Enfin, les pénitences et austérités accomplies par
sottise, et faites de tortures obstinées, ou subies en vue de blesser,
de détruire, on les dit issues de l'ignorance. La charité
que dicte le devoir, faite sans rien attendre en retour, en de justes conditions
de temps et de lieu, et à qui en est digne, cette charité,
on la dit s'accomplir sous le signe de la Vertu.
VERSET 21
Mais la charité qu'inspire l'espoir
de récompense, ou le désir d'un fruit matériel, ou
encore faite à contrecoeur, celle-là est dite appartenir
à la Passion.
VERSET 22
Enfin, la charité qui n'est faite
ni en temps ni en lieu convenables, ni a des gens qui en sont dignes, ou
qui s'exerce de façon irrespectueuse et méprisante, on la
dit relever de l'Ignorance.
VERSET 23
OM tat sat, depuis les origines de la création,
ces trois syllabes ont servi à désigner la Vérité
Suprême et Absolue [Brahman]. Pour la satisfaction du Suprême,
les brahmanas les ont prononcées lors du chant des hymnes védiques
et de l'accomplissements des sacrifices.
VERSET 24
Ainsi, les spiritualistes entament toujours
leurs sacrifices, austérités et actes charitables en prononçant
le om, afin d'atteindre l'Absolu.
VERSET 25
On doit accomplir sacrifices, austérités
et actes charitables en prononçant le mot tat, si l'on veut connaître
le but de ces pratiques spirituelles, qui est de s'affranchir des chaînes
de la matière.
VERSETS 26-28
La Vérité Absolue constitue
le but des pratiques dévotionnelles, et on La désigna par
le mot sat.
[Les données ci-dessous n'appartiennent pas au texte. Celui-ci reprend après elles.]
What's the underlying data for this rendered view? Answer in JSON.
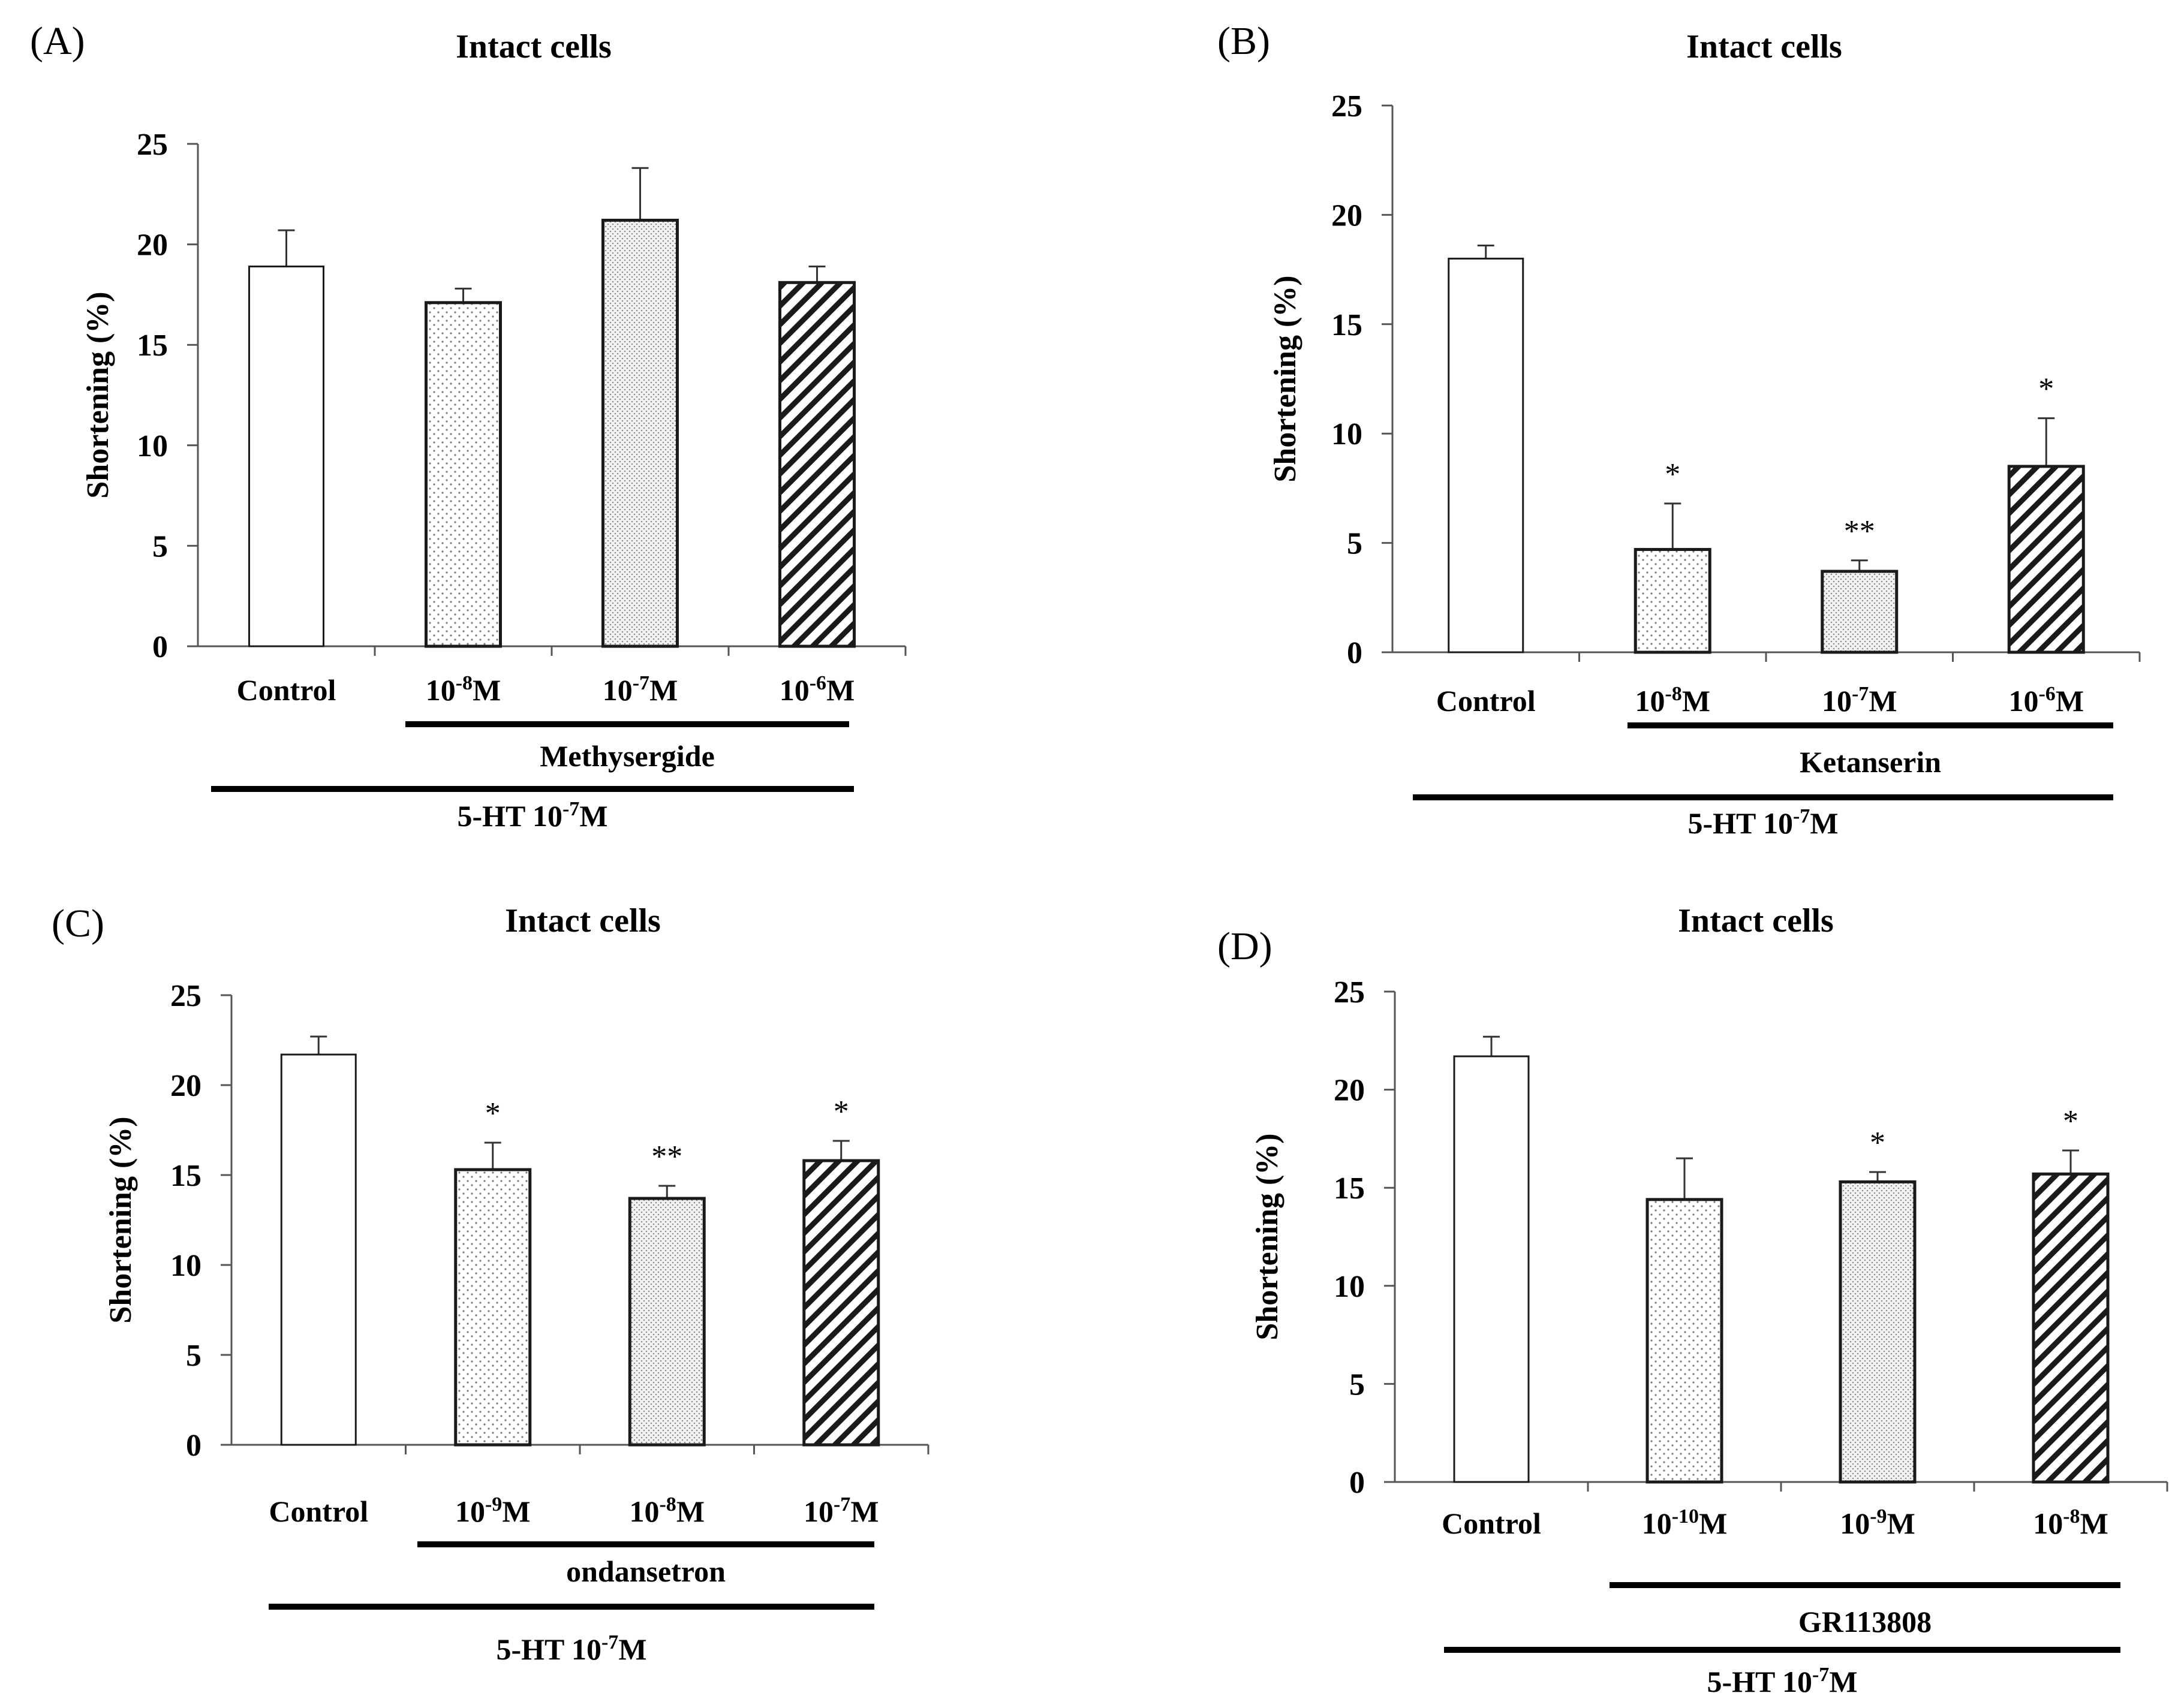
{
  "chart_data": [
    {
      "type": "bar",
      "panel_label": "(A)",
      "title": "Intact cells",
      "ylabel": "Shortening (%)",
      "ylim": [
        0,
        25
      ],
      "yticks": [
        "0",
        "5",
        "10",
        "15",
        "20",
        "25"
      ],
      "categories": [
        {
          "base": "Control",
          "sup": "",
          "tail": ""
        },
        {
          "base": "10",
          "sup": "-8",
          "tail": "M"
        },
        {
          "base": "10",
          "sup": "-7",
          "tail": "M"
        },
        {
          "base": "10",
          "sup": "-6",
          "tail": "M"
        }
      ],
      "values": [
        18.9,
        17.1,
        21.2,
        18.1
      ],
      "errors": [
        1.8,
        0.7,
        2.6,
        0.8
      ],
      "patterns": [
        "white",
        "dots",
        "fine",
        "hatch"
      ],
      "significance": [
        "",
        "",
        "",
        ""
      ],
      "group_inner": {
        "base": "Methysergide",
        "sup": "",
        "tail": ""
      },
      "group_outer": {
        "base": "5-HT 10",
        "sup": "-7",
        "tail": "M"
      }
    },
    {
      "type": "bar",
      "panel_label": "(B)",
      "title": "Intact cells",
      "ylabel": "Shortening (%)",
      "ylim": [
        0,
        25
      ],
      "yticks": [
        "0",
        "5",
        "10",
        "15",
        "20",
        "25"
      ],
      "categories": [
        {
          "base": "Control",
          "sup": "",
          "tail": ""
        },
        {
          "base": "10",
          "sup": "-8",
          "tail": "M"
        },
        {
          "base": "10",
          "sup": "-7",
          "tail": "M"
        },
        {
          "base": "10",
          "sup": "-6",
          "tail": "M"
        }
      ],
      "values": [
        18.0,
        4.7,
        3.7,
        8.5
      ],
      "errors": [
        0.6,
        2.1,
        0.5,
        2.2
      ],
      "patterns": [
        "white",
        "dots",
        "fine",
        "hatch"
      ],
      "significance": [
        "",
        "*",
        "**",
        "*"
      ],
      "group_inner": {
        "base": "Ketanserin",
        "sup": "",
        "tail": ""
      },
      "group_outer": {
        "base": "5-HT 10",
        "sup": "-7",
        "tail": "M"
      }
    },
    {
      "type": "bar",
      "panel_label": "(C)",
      "title": "Intact cells",
      "ylabel": "Shortening (%)",
      "ylim": [
        0,
        25
      ],
      "yticks": [
        "0",
        "5",
        "10",
        "15",
        "20",
        "25"
      ],
      "categories": [
        {
          "base": "Control",
          "sup": "",
          "tail": ""
        },
        {
          "base": "10",
          "sup": "-9",
          "tail": "M"
        },
        {
          "base": "10",
          "sup": "-8",
          "tail": "M"
        },
        {
          "base": "10",
          "sup": "-7",
          "tail": "M"
        }
      ],
      "values": [
        21.7,
        15.3,
        13.7,
        15.8
      ],
      "errors": [
        1.0,
        1.5,
        0.7,
        1.1
      ],
      "patterns": [
        "white",
        "dots",
        "fine",
        "hatch"
      ],
      "significance": [
        "",
        "*",
        "**",
        "*"
      ],
      "group_inner": {
        "base": "ondansetron",
        "sup": "",
        "tail": ""
      },
      "group_outer": {
        "base": "5-HT 10",
        "sup": "-7",
        "tail": "M"
      }
    },
    {
      "type": "bar",
      "panel_label": "(D)",
      "title": "Intact cells",
      "ylabel": "Shortening (%)",
      "ylim": [
        0,
        25
      ],
      "yticks": [
        "0",
        "5",
        "10",
        "15",
        "20",
        "25"
      ],
      "categories": [
        {
          "base": "Control",
          "sup": "",
          "tail": ""
        },
        {
          "base": "10",
          "sup": "-10",
          "tail": "M"
        },
        {
          "base": "10",
          "sup": "-9",
          "tail": "M"
        },
        {
          "base": "10",
          "sup": "-8",
          "tail": "M"
        }
      ],
      "values": [
        21.7,
        14.4,
        15.3,
        15.7
      ],
      "errors": [
        1.0,
        2.1,
        0.5,
        1.2
      ],
      "patterns": [
        "white",
        "dots",
        "fine",
        "hatch"
      ],
      "significance": [
        "",
        "",
        "*",
        "*"
      ],
      "group_inner": {
        "base": "GR113808",
        "sup": "",
        "tail": ""
      },
      "group_outer": {
        "base": "5-HT 10",
        "sup": "-7",
        "tail": "M"
      }
    }
  ]
}
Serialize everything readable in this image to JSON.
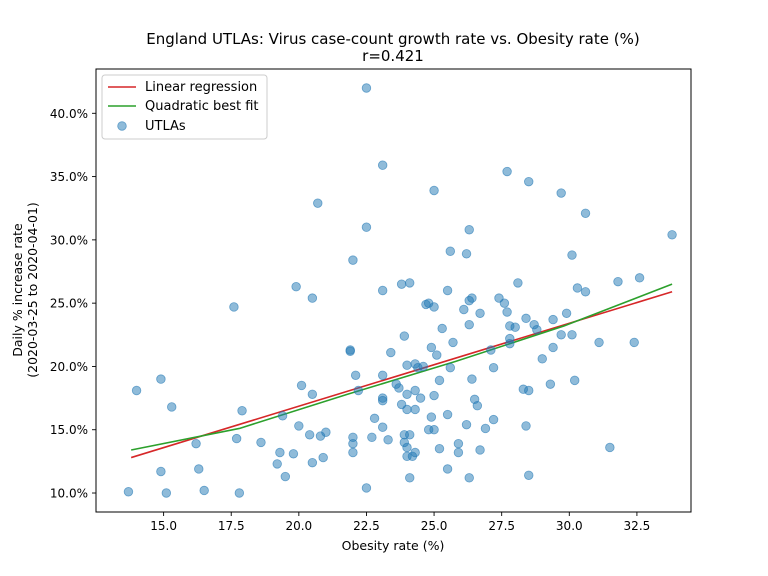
{
  "chart_data": {
    "type": "scatter",
    "title": "England UTLAs: Virus case-count growth rate vs. Obesity rate (%)",
    "subtitle": "r=0.421",
    "xlabel": "Obesity rate (%)",
    "ylabel_lines": [
      "Daily % increase rate",
      "(2020-03-25 to 2020-04-01)"
    ],
    "xlim": [
      12.5,
      34.5
    ],
    "ylim": [
      0.085,
      0.435
    ],
    "x_ticks": [
      15.0,
      17.5,
      20.0,
      22.5,
      25.0,
      27.5,
      30.0,
      32.5
    ],
    "x_tick_labels": [
      "15.0",
      "17.5",
      "20.0",
      "22.5",
      "25.0",
      "27.5",
      "30.0",
      "32.5"
    ],
    "y_ticks": [
      0.1,
      0.15,
      0.2,
      0.25,
      0.3,
      0.35,
      0.4
    ],
    "y_tick_labels": [
      "10.0%",
      "15.0%",
      "20.0%",
      "25.0%",
      "30.0%",
      "35.0%",
      "40.0%"
    ],
    "grid": false,
    "legend_position": "upper-left",
    "legend": [
      {
        "label": "Linear regression",
        "kind": "line",
        "color": "#d62728"
      },
      {
        "label": "Quadratic best fit",
        "kind": "line",
        "color": "#2ca02c"
      },
      {
        "label": "UTLAs",
        "kind": "marker",
        "color": "#1f77b4"
      }
    ],
    "linear_fit": {
      "x": [
        13.8,
        33.8
      ],
      "y": [
        0.128,
        0.259
      ]
    },
    "quadratic_fit": {
      "x": [
        13.8,
        17.8,
        21.8,
        25.8,
        29.8,
        33.8
      ],
      "y": [
        0.134,
        0.151,
        0.178,
        0.204,
        0.232,
        0.265
      ]
    },
    "points": [
      [
        13.7,
        0.101
      ],
      [
        14.0,
        0.181
      ],
      [
        14.9,
        0.19
      ],
      [
        14.9,
        0.117
      ],
      [
        15.1,
        0.1
      ],
      [
        15.3,
        0.168
      ],
      [
        16.2,
        0.139
      ],
      [
        16.3,
        0.119
      ],
      [
        16.5,
        0.102
      ],
      [
        17.6,
        0.247
      ],
      [
        17.7,
        0.143
      ],
      [
        17.8,
        0.1
      ],
      [
        17.9,
        0.165
      ],
      [
        18.6,
        0.14
      ],
      [
        19.2,
        0.123
      ],
      [
        19.3,
        0.132
      ],
      [
        19.4,
        0.161
      ],
      [
        19.5,
        0.113
      ],
      [
        19.8,
        0.131
      ],
      [
        19.9,
        0.263
      ],
      [
        20.0,
        0.153
      ],
      [
        20.1,
        0.185
      ],
      [
        20.4,
        0.146
      ],
      [
        20.5,
        0.254
      ],
      [
        20.5,
        0.178
      ],
      [
        20.5,
        0.124
      ],
      [
        20.7,
        0.329
      ],
      [
        20.8,
        0.145
      ],
      [
        20.9,
        0.128
      ],
      [
        21.0,
        0.148
      ],
      [
        21.9,
        0.213
      ],
      [
        21.9,
        0.212
      ],
      [
        22.0,
        0.139
      ],
      [
        22.0,
        0.144
      ],
      [
        22.0,
        0.132
      ],
      [
        22.0,
        0.284
      ],
      [
        22.1,
        0.193
      ],
      [
        22.2,
        0.181
      ],
      [
        22.5,
        0.31
      ],
      [
        22.5,
        0.104
      ],
      [
        22.5,
        0.42
      ],
      [
        22.7,
        0.144
      ],
      [
        22.8,
        0.159
      ],
      [
        23.1,
        0.175
      ],
      [
        23.1,
        0.173
      ],
      [
        23.1,
        0.152
      ],
      [
        23.1,
        0.193
      ],
      [
        23.1,
        0.26
      ],
      [
        23.1,
        0.359
      ],
      [
        23.3,
        0.142
      ],
      [
        23.4,
        0.211
      ],
      [
        23.6,
        0.186
      ],
      [
        23.7,
        0.183
      ],
      [
        23.8,
        0.17
      ],
      [
        23.8,
        0.265
      ],
      [
        23.9,
        0.146
      ],
      [
        23.9,
        0.224
      ],
      [
        23.9,
        0.14
      ],
      [
        24.0,
        0.178
      ],
      [
        24.0,
        0.166
      ],
      [
        24.0,
        0.201
      ],
      [
        24.0,
        0.136
      ],
      [
        24.0,
        0.129
      ],
      [
        24.1,
        0.146
      ],
      [
        24.1,
        0.112
      ],
      [
        24.1,
        0.266
      ],
      [
        24.2,
        0.129
      ],
      [
        24.3,
        0.202
      ],
      [
        24.3,
        0.132
      ],
      [
        24.3,
        0.181
      ],
      [
        24.3,
        0.166
      ],
      [
        24.4,
        0.199
      ],
      [
        24.5,
        0.175
      ],
      [
        24.6,
        0.2
      ],
      [
        24.7,
        0.249
      ],
      [
        24.8,
        0.25
      ],
      [
        24.8,
        0.15
      ],
      [
        24.9,
        0.16
      ],
      [
        24.9,
        0.215
      ],
      [
        25.0,
        0.15
      ],
      [
        25.0,
        0.177
      ],
      [
        25.0,
        0.247
      ],
      [
        25.0,
        0.339
      ],
      [
        25.1,
        0.209
      ],
      [
        25.2,
        0.189
      ],
      [
        25.2,
        0.135
      ],
      [
        25.3,
        0.23
      ],
      [
        25.5,
        0.162
      ],
      [
        25.5,
        0.26
      ],
      [
        25.5,
        0.119
      ],
      [
        25.6,
        0.199
      ],
      [
        25.6,
        0.291
      ],
      [
        25.7,
        0.219
      ],
      [
        25.9,
        0.132
      ],
      [
        25.9,
        0.139
      ],
      [
        26.1,
        0.245
      ],
      [
        26.2,
        0.289
      ],
      [
        26.2,
        0.154
      ],
      [
        26.3,
        0.233
      ],
      [
        26.3,
        0.112
      ],
      [
        26.3,
        0.252
      ],
      [
        26.3,
        0.308
      ],
      [
        26.4,
        0.254
      ],
      [
        26.4,
        0.19
      ],
      [
        26.5,
        0.174
      ],
      [
        26.6,
        0.169
      ],
      [
        26.7,
        0.134
      ],
      [
        26.7,
        0.242
      ],
      [
        26.9,
        0.151
      ],
      [
        27.1,
        0.213
      ],
      [
        27.2,
        0.199
      ],
      [
        27.2,
        0.158
      ],
      [
        27.4,
        0.254
      ],
      [
        27.6,
        0.25
      ],
      [
        27.7,
        0.243
      ],
      [
        27.7,
        0.354
      ],
      [
        27.8,
        0.232
      ],
      [
        27.8,
        0.222
      ],
      [
        27.8,
        0.218
      ],
      [
        28.0,
        0.231
      ],
      [
        28.1,
        0.266
      ],
      [
        28.3,
        0.182
      ],
      [
        28.4,
        0.238
      ],
      [
        28.4,
        0.153
      ],
      [
        28.5,
        0.114
      ],
      [
        28.5,
        0.181
      ],
      [
        28.5,
        0.346
      ],
      [
        28.7,
        0.233
      ],
      [
        28.8,
        0.229
      ],
      [
        29.0,
        0.206
      ],
      [
        29.3,
        0.186
      ],
      [
        29.4,
        0.215
      ],
      [
        29.4,
        0.237
      ],
      [
        29.7,
        0.225
      ],
      [
        29.7,
        0.337
      ],
      [
        29.9,
        0.242
      ],
      [
        30.1,
        0.288
      ],
      [
        30.1,
        0.225
      ],
      [
        30.2,
        0.189
      ],
      [
        30.3,
        0.262
      ],
      [
        30.6,
        0.259
      ],
      [
        30.6,
        0.321
      ],
      [
        31.1,
        0.219
      ],
      [
        31.5,
        0.136
      ],
      [
        31.8,
        0.267
      ],
      [
        32.4,
        0.219
      ],
      [
        32.6,
        0.27
      ],
      [
        33.8,
        0.304
      ]
    ]
  }
}
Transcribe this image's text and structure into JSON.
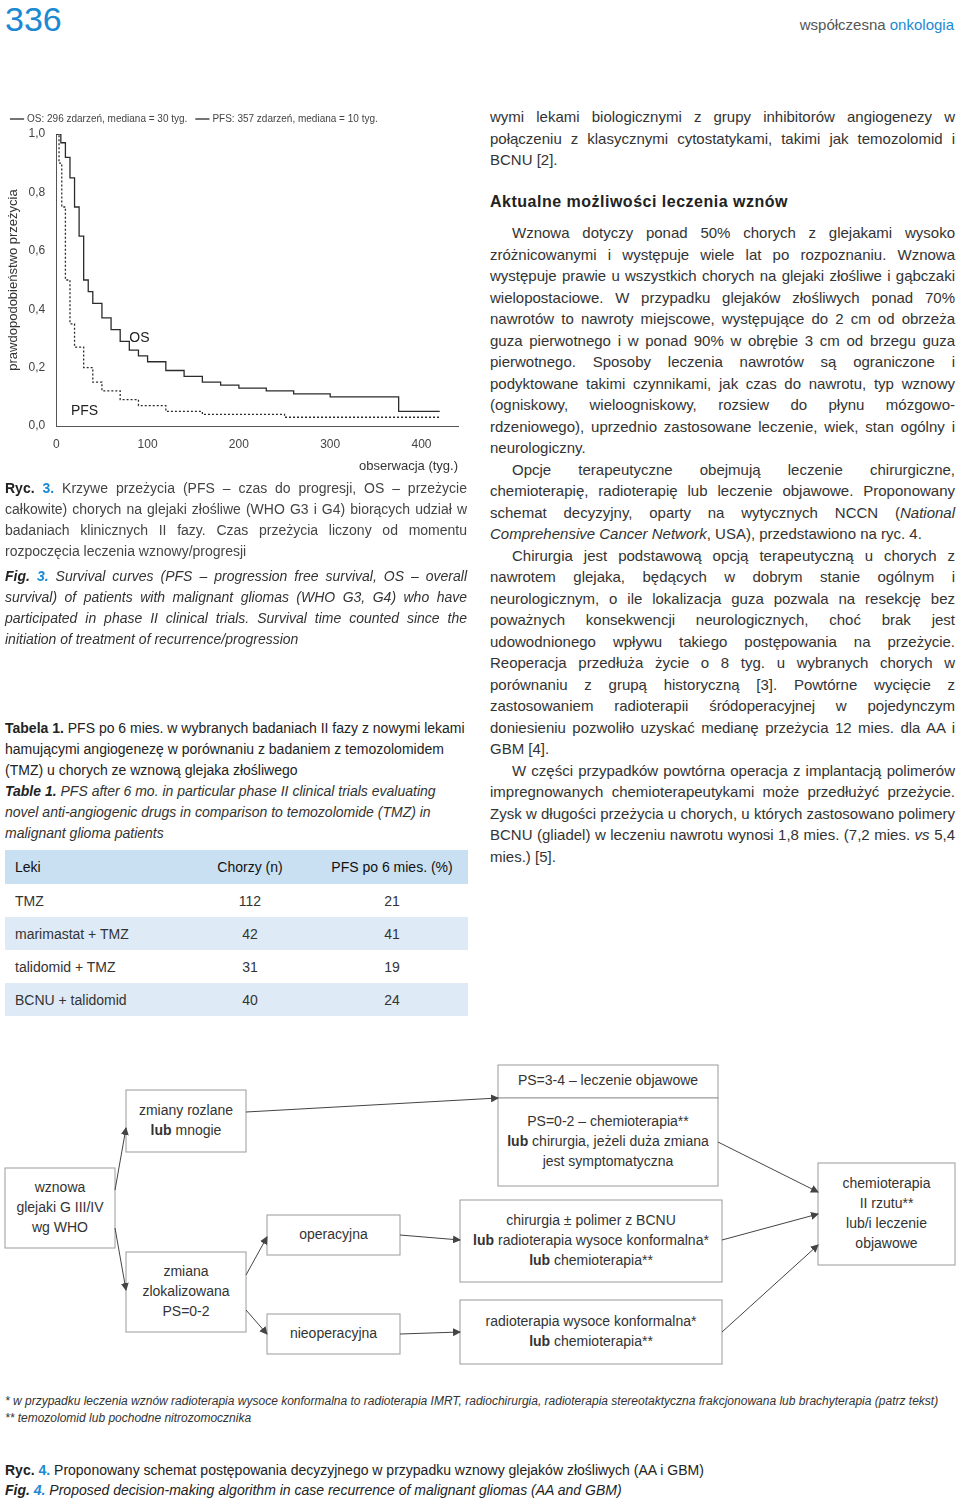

Ces pratiques -sacrifices, austérités et actes
charitables-, en harmonie avec l'Absolu, la Personne Suprême, sont
pour Lui plaire, ô fils de Prtha. Mais les sacrifices, les
austérités et les actes charitables accomplis sans foi en
le Suprême sont éphémères, ô fils de Prtha,
quels que soient les rituels qui les accompagnent. On les dit asat,
et ils sont vains, dans cette vie comme dans la prochaine.